The Trojans may have sacked the Bruins in their most recent football matchup, but when it comes to dining options near campus, UCLA has always edged out USC. Westwood Village is the Pleasure Island of college-adjacent dining, offering everything from the plebeian delights of hot dogs at the Stand and Diddy Riese’s ice cream sandwiches to the highbrow fare at Napa Valley Grille. USC's University Village, in contrast, boasts little more than a food court with “international” stalls that tend toward the greasy.

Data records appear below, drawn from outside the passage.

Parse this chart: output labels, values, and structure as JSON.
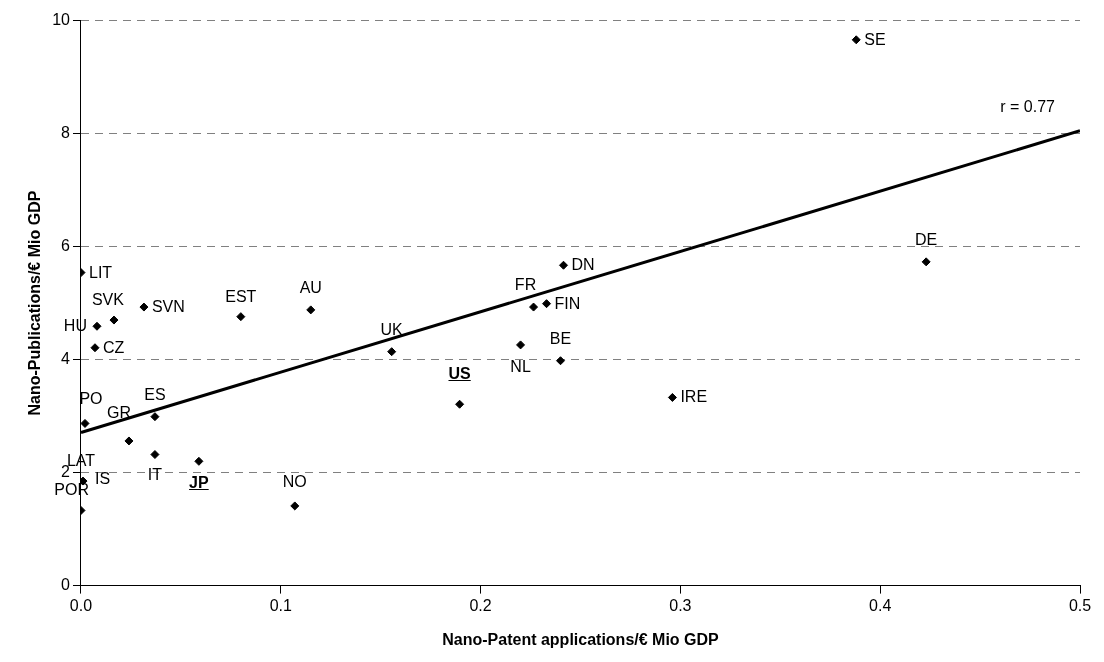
{
  "chart_data": {
    "type": "scatter",
    "xlabel": "Nano-Patent applications/€ Mio GDP",
    "ylabel": "Nano-Publications/€ Mio GDP",
    "xlim": [
      0,
      0.5
    ],
    "xticks": [
      {
        "value": 0,
        "label": "0.0"
      },
      0.1,
      0.2,
      0.3,
      0.4,
      0.5
    ],
    "ylim": [
      0,
      10
    ],
    "yticks": [
      0,
      2,
      4,
      6,
      8,
      10
    ],
    "grid": "y",
    "legend": false,
    "series": [
      {
        "type": "scatter",
        "color": "#000000",
        "marker": "diamond",
        "x": [
          0.0,
          0.0165,
          0.0315,
          0.008,
          0.007,
          0.08,
          0.115,
          0.1555,
          0.002,
          0.037,
          0.024,
          0.037,
          0.059,
          null,
          0.001,
          0.0,
          0.107,
          0.2415,
          0.2265,
          0.233,
          0.22,
          0.24,
          0.1895,
          0.296,
          0.388,
          0.423
        ],
        "values": [
          5.54,
          4.7,
          4.93,
          4.59,
          4.21,
          4.76,
          4.88,
          4.14,
          2.87,
          2.99,
          2.56,
          2.32,
          2.2,
          null,
          1.85,
          1.33,
          1.41,
          5.67,
          4.93,
          4.99,
          4.26,
          3.98,
          3.21,
          3.33,
          9.66,
          5.73
        ]
      },
      {
        "type": "line",
        "color": "#000000",
        "marker": "none",
        "line_style": "solid",
        "x": [
          0,
          0.5
        ],
        "values": [
          2.71,
          8.05
        ]
      }
    ],
    "annotations": [
      {
        "text": "LIT",
        "x": 0.0,
        "y": 5.54
      },
      {
        "text": "SVK",
        "x": 0.0165,
        "y": 4.7
      },
      {
        "text": "SVN",
        "x": 0.0315,
        "y": 4.93
      },
      {
        "text": "HU",
        "x": 0.008,
        "y": 4.59
      },
      {
        "text": "CZ",
        "x": 0.007,
        "y": 4.21
      },
      {
        "text": "EST",
        "x": 0.08,
        "y": 4.76
      },
      {
        "text": "AU",
        "x": 0.115,
        "y": 4.88
      },
      {
        "text": "UK",
        "x": 0.1555,
        "y": 4.14
      },
      {
        "text": "PO",
        "x": 0.002,
        "y": 2.87
      },
      {
        "text": "ES",
        "x": 0.037,
        "y": 2.99
      },
      {
        "text": "GR",
        "x": 0.024,
        "y": 2.56
      },
      {
        "text": "IT",
        "x": 0.037,
        "y": 2.32
      },
      {
        "text": "JP",
        "x": 0.059,
        "y": 2.2
      },
      {
        "text": "LAT",
        "x": 0.0,
        "y": 1.86
      },
      {
        "text": "IS",
        "x": 0.001,
        "y": 1.85
      },
      {
        "text": "POR",
        "x": 0.0,
        "y": 1.33
      },
      {
        "text": "NO",
        "x": 0.107,
        "y": 1.41
      },
      {
        "text": "DN",
        "x": 0.2415,
        "y": 5.67
      },
      {
        "text": "FR",
        "x": 0.2265,
        "y": 4.93
      },
      {
        "text": "FIN",
        "x": 0.233,
        "y": 4.99
      },
      {
        "text": "NL",
        "x": 0.22,
        "y": 4.26
      },
      {
        "text": "BE",
        "x": 0.24,
        "y": 3.98
      },
      {
        "text": "US",
        "x": 0.1895,
        "y": 3.21
      },
      {
        "text": "IRE",
        "x": 0.296,
        "y": 3.33
      },
      {
        "text": "SE",
        "x": 0.388,
        "y": 9.66
      },
      {
        "text": "DE",
        "x": 0.423,
        "y": 5.73
      },
      {
        "text": "r = 0.77",
        "x": 0.5,
        "y": 8.05
      }
    ]
  }
}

But the tide may well be turning in this cross-town rivalry, at least enough to make SC a contender in a foodie head-to-head with UCLA. 2008 saw a good deal of activity on campus, with the launch of a monthly farmers market and the opening of the Lot Marketplace dining area, complete with a noodle bar and a Wolfgang Puck Express. Off campus, the Venetian-themed wine/small plates bar Bacaro L.A. took up residence on Union Avenue. The old, frumpy Sizzler on Figueroa shut down, soon to be replaced by the Lab, a gastropub. And the cheesy lounge standby Brandy's Restaurant, in the lobby of the Radisson Hotel, has gotten a face-lift and re-emerged as swank-striving McKay's.
It's appropriate that the linchpin in USC's dining renaissance is named after one of the winningest coaches in USC football history. John McKay led the Trojans to victory over UCLA 10 out of 15 years during his tenure in the 1960s and ’70s. Fittingly, the walls at McKay's are adorned with the coach’s photos and memorabilia, not to mention flat-screens tuned to the most current game.
There's a real pro in the kitchen too. The American menu with flashes of Asian and Mediterranean influence was created by Andrew Bice, who previously cooked at Aubergine in Newport Beach and Daniel Boulud Brasserie in Las Vegas—which means the price point for entrees in the dining room can run as high as the score of the game ($15-$34). Throw in appetizers ($9-$12), salads ($7-$8) and drinks, and you'll see why McKay's is an ideal place to take your parents when they visit for homecoming (as long as daddy's footing the bill). On a recent visit, the ahi-tuna-tartar appetizer—with avocado, mango and cucumber, plus wasabi mousse and ponzu—was a total touchdown, while the ho-hum pan-roasted Jidori chicken with soggy quince-hazelnut stuffing and overcooked broccoli rabe was a bit of a fumble.
But the lounge at McKay's offers some decidedly tasty yet more reasonably priced options in a setting that's funkier than the sit-down dining room. Get over the Muzak and grab a spot on one of the low-slung leather couches near the ultramod fireplace (gas flames dance atop crushed glass—a cool illusion), where you can schmooze with Marshall School of Business students gathering for their weekly cocktail mixer. For only $5, you can score a lounge quesadilla— filled with Vermont white cheddar, feta, white truffle oil and warm tomato-and-caramelized-onion marmalade—or Caesar prosciutto rolls stuffed with hard-boiled quail eggs. For heartier post-game appetites, there's also a burger with truffle fries ($13) and lamb lollipops with daikon-carrot slaw ($10).
McKay's is also offering room service for guests staying at the Radisson, which sounds pretty standard until you realize that the third through sixth floors of the hotel are actually used as dorm rooms (the university’s answer to a dearth of space). So, if you’re one of the select few undergrads “roughing it” in the Radisson, why not have the kitchen send up the fried Mediterranean olive medley, Yukon Gold gnocchi and Black Russian crème brûlée to complement the kegger? The arrival of McKay’s may yet give new credence to the school’s rep as the University of Spoiled Children.